Impact to Nutrients of Storing Food
Did you know that the way food is stored changes its nutritional value? That's right. With the exception of fresh produce found in your local farmer's market, virtually all food you consume has been altered from its original state. These alterations may remove some of the beneficial vitamins and nutrients from foods. Learn about nutrient deterioration below.
Even if you purchased fresh locally-grown produce, storing it in your refrigerator changes its nutritional value. Immediately after they are picked, fruits and vegetables start losing some of those vitamins. Cold storage in a fridge will slow the decay of produce like berries, spinach, and potatoes. However, with each passing day, leafy greens like spinach lose essential nutrients like folate and Vitamin C. Keep your fridge below 40 degrees F for best results.
In some cases, frozen fruits or vegetables are more nutritious than fresh produce that has lingered in the fridge for days. Frozen food is typically allowed to fully ripen and then frozen soon after harvesting, retaining much of the vitamins and minerals. In comparison, fresh produce—especially that not grown locally—will have come from far away, often passing its peak stage, then sitting in your local grocery store before it gets to you. On the other hand, the presence of oxygen in bags of frozen food can cause some of the nutrients to deteriorate.
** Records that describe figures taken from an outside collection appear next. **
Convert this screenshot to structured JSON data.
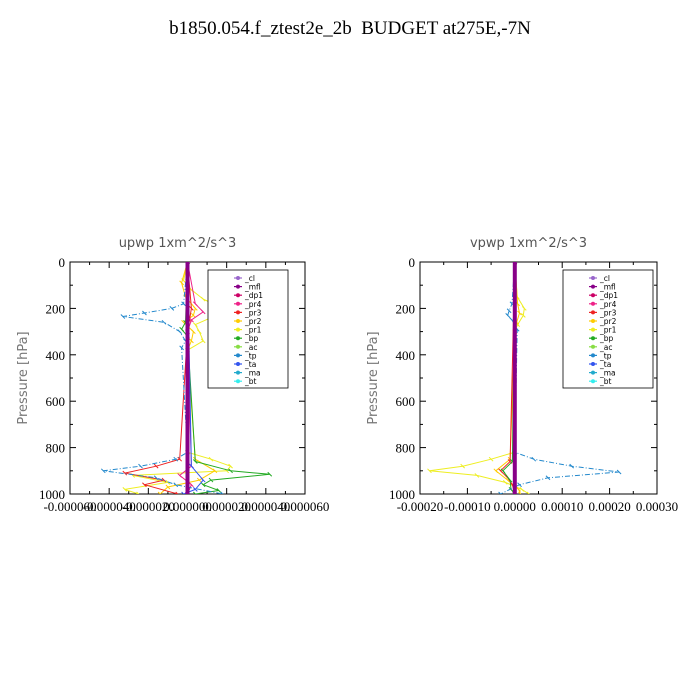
{
  "title": "b1850.054.f_ztest2e_2b  BUDGET at275E,-7N",
  "colors": {
    "_cl": "#9966cc",
    "_mfl": "#880088",
    "_dp1": "#cc0066",
    "_pr4": "#ee2288",
    "_pr3": "#ee2222",
    "_pr2": "#ffcc00",
    "_pr1": "#eeee22",
    "_bp": "#22aa22",
    "_ac": "#88dd44",
    "_tp": "#2288cc",
    "_ta": "#3355ee",
    "_ma": "#22aacc",
    "_bt": "#33eeee"
  },
  "chart_data": [
    {
      "type": "line",
      "title": "upwp   1xm^2/s^3",
      "ylabel": "Pressure [hPa]",
      "xlabel": "",
      "xlim": [
        -6e-05,
        6e-05
      ],
      "ylim": [
        1000,
        0
      ],
      "x_ticks": [
        "-0.000060",
        "-0.000040",
        "-0.000020",
        "0.000000",
        "0.000020",
        "0.000040",
        "0.000060"
      ],
      "x_tick_values": [
        -6e-05,
        -4e-05,
        -2e-05,
        0,
        2e-05,
        4e-05,
        6e-05
      ],
      "y_ticks": [
        "0",
        "200",
        "400",
        "600",
        "800",
        "1000"
      ],
      "y_tick_values": [
        0,
        200,
        400,
        600,
        800,
        1000
      ],
      "legend": [
        "_cl",
        "_mfl",
        "_dp1",
        "_pr4",
        "_pr3",
        "_pr2",
        "_pr1",
        "_bp",
        "_ac",
        "_tp",
        "_ta",
        "_ma",
        "_bt"
      ],
      "series": [
        {
          "name": "_pr1",
          "pressure": [
            0,
            80,
            120,
            160,
            200,
            240,
            270,
            300,
            340,
            380,
            820,
            850,
            880,
            900,
            920,
            950,
            980,
            1000
          ],
          "x": [
            0,
            -2e-06,
            2e-06,
            8e-06,
            1.8e-05,
            1.2e-05,
            4e-06,
            6e-06,
            8e-06,
            0,
            0,
            1.2e-05,
            2.2e-05,
            2e-05,
            -2.8e-05,
            -1e-05,
            -3.2e-05,
            -2.5e-05
          ]
        },
        {
          "name": "_pr2",
          "pressure": [
            0,
            90,
            150,
            200,
            230,
            260,
            300,
            340,
            380,
            850,
            900,
            940,
            970,
            1000
          ],
          "x": [
            0,
            -3e-06,
            -1e-06,
            4e-06,
            3e-06,
            -2e-06,
            3e-06,
            2e-06,
            0,
            4e-06,
            1.4e-05,
            6e-06,
            -1e-05,
            -1.4e-05
          ]
        },
        {
          "name": "_pr3",
          "pressure": [
            0,
            200,
            250,
            300,
            850,
            880,
            910,
            940,
            960,
            1000
          ],
          "x": [
            0,
            2e-06,
            1e-06,
            0,
            -4e-06,
            -1.6e-05,
            -3.2e-05,
            -1.2e-05,
            -2.2e-05,
            -5e-06
          ]
        },
        {
          "name": "_pr4",
          "pressure": [
            0,
            180,
            215,
            250,
            300,
            880,
            920,
            960,
            1000
          ],
          "x": [
            0,
            4e-06,
            8e-06,
            2e-06,
            0,
            2e-06,
            -4e-06,
            2e-06,
            0
          ]
        },
        {
          "name": "_bp",
          "pressure": [
            0,
            260,
            290,
            320,
            860,
            900,
            915,
            940,
            960,
            985,
            1000
          ],
          "x": [
            0,
            -1e-06,
            -3e-06,
            0,
            4e-06,
            2.2e-05,
            4.2e-05,
            1.2e-05,
            8e-06,
            1.6e-05,
            4e-06
          ]
        },
        {
          "name": "_tp",
          "pressure": [
            0,
            180,
            200,
            220,
            235,
            260,
            300,
            340,
            370,
            820,
            850,
            880,
            900,
            930,
            960,
            1000
          ],
          "x": [
            0,
            -2e-06,
            -8e-06,
            -2.2e-05,
            -3.3e-05,
            -1.2e-05,
            -4e-06,
            -1e-06,
            -3e-06,
            0,
            -6e-06,
            -2.4e-05,
            -4.3e-05,
            -1.6e-05,
            -6e-06,
            1.8e-05
          ]
        },
        {
          "name": "_ta",
          "pressure": [
            0,
            880,
            940,
            980,
            1000
          ],
          "x": [
            0,
            2e-06,
            8e-06,
            4e-06,
            -2e-06
          ]
        },
        {
          "name": "_mfl",
          "pressure": [
            0,
            1000
          ],
          "x": [
            0,
            0
          ]
        }
      ]
    },
    {
      "type": "line",
      "title": "vpwp   1xm^2/s^3",
      "ylabel": "Pressure [hPa]",
      "xlabel": "",
      "xlim": [
        -0.0002,
        0.0003
      ],
      "ylim": [
        1000,
        0
      ],
      "x_ticks": [
        "-0.00020",
        "-0.00010",
        "0.00000",
        "0.00010",
        "0.00020",
        "0.00030"
      ],
      "x_tick_values": [
        -0.0002,
        -0.0001,
        0,
        0.0001,
        0.0002,
        0.0003
      ],
      "y_ticks": [
        "0",
        "200",
        "400",
        "600",
        "800",
        "1000"
      ],
      "y_tick_values": [
        0,
        200,
        400,
        600,
        800,
        1000
      ],
      "legend": [
        "_cl",
        "_mfl",
        "_dp1",
        "_pr4",
        "_pr3",
        "_pr2",
        "_pr1",
        "_bp",
        "_ac",
        "_tp",
        "_ta",
        "_ma",
        "_bt"
      ],
      "series": [
        {
          "name": "_pr1",
          "pressure": [
            0,
            150,
            200,
            230,
            270,
            300,
            820,
            850,
            880,
            900,
            920,
            950,
            980,
            1000
          ],
          "x": [
            0,
            5e-06,
            2e-05,
            1.8e-05,
            6e-06,
            0,
            0,
            -5e-05,
            -0.00011,
            -0.00018,
            -8e-05,
            -2e-05,
            1.5e-05,
            3e-05
          ]
        },
        {
          "name": "_pr2",
          "pressure": [
            0,
            180,
            220,
            260,
            300,
            850,
            900,
            940,
            980,
            1000
          ],
          "x": [
            0,
            6e-06,
            1e-05,
            4e-06,
            0,
            -1e-05,
            -4e-05,
            -1.5e-05,
            8e-06,
            1.2e-05
          ]
        },
        {
          "name": "_pr3",
          "pressure": [
            0,
            860,
            900,
            930,
            960,
            1000
          ],
          "x": [
            0,
            -1e-05,
            -3e-05,
            -1.5e-05,
            -5e-06,
            0
          ]
        },
        {
          "name": "_bp",
          "pressure": [
            0,
            860,
            900,
            940,
            980,
            1000
          ],
          "x": [
            0,
            -5e-06,
            -2.5e-05,
            -1e-05,
            -8e-06,
            0
          ]
        },
        {
          "name": "_tp",
          "pressure": [
            0,
            180,
            210,
            230,
            250,
            290,
            820,
            850,
            880,
            905,
            930,
            960,
            1000
          ],
          "x": [
            0,
            -6e-06,
            -1.2e-05,
            -1.5e-05,
            -6e-06,
            5e-06,
            0,
            4e-05,
            0.00012,
            0.00022,
            7e-05,
            1e-05,
            -3e-05
          ]
        },
        {
          "name": "_mfl",
          "pressure": [
            0,
            1000
          ],
          "x": [
            0,
            0
          ]
        }
      ]
    }
  ]
}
Canning involves exposing foods to pressure, chemical additives, and heat. The initial encounter with heat makes the food lose nutritional value, but since cans don't have oxygen, the nutrients tend to stay where they are until the can is opened. The cooking process, however, causes further nutrient deterioration.
Although dried foods last longer, the process of dehydration removes a great deal of the vitamins, minerals, and antioxidants. On the flip side, drying foods can concentrate the fiber in plant foods making them even healthier in that regard.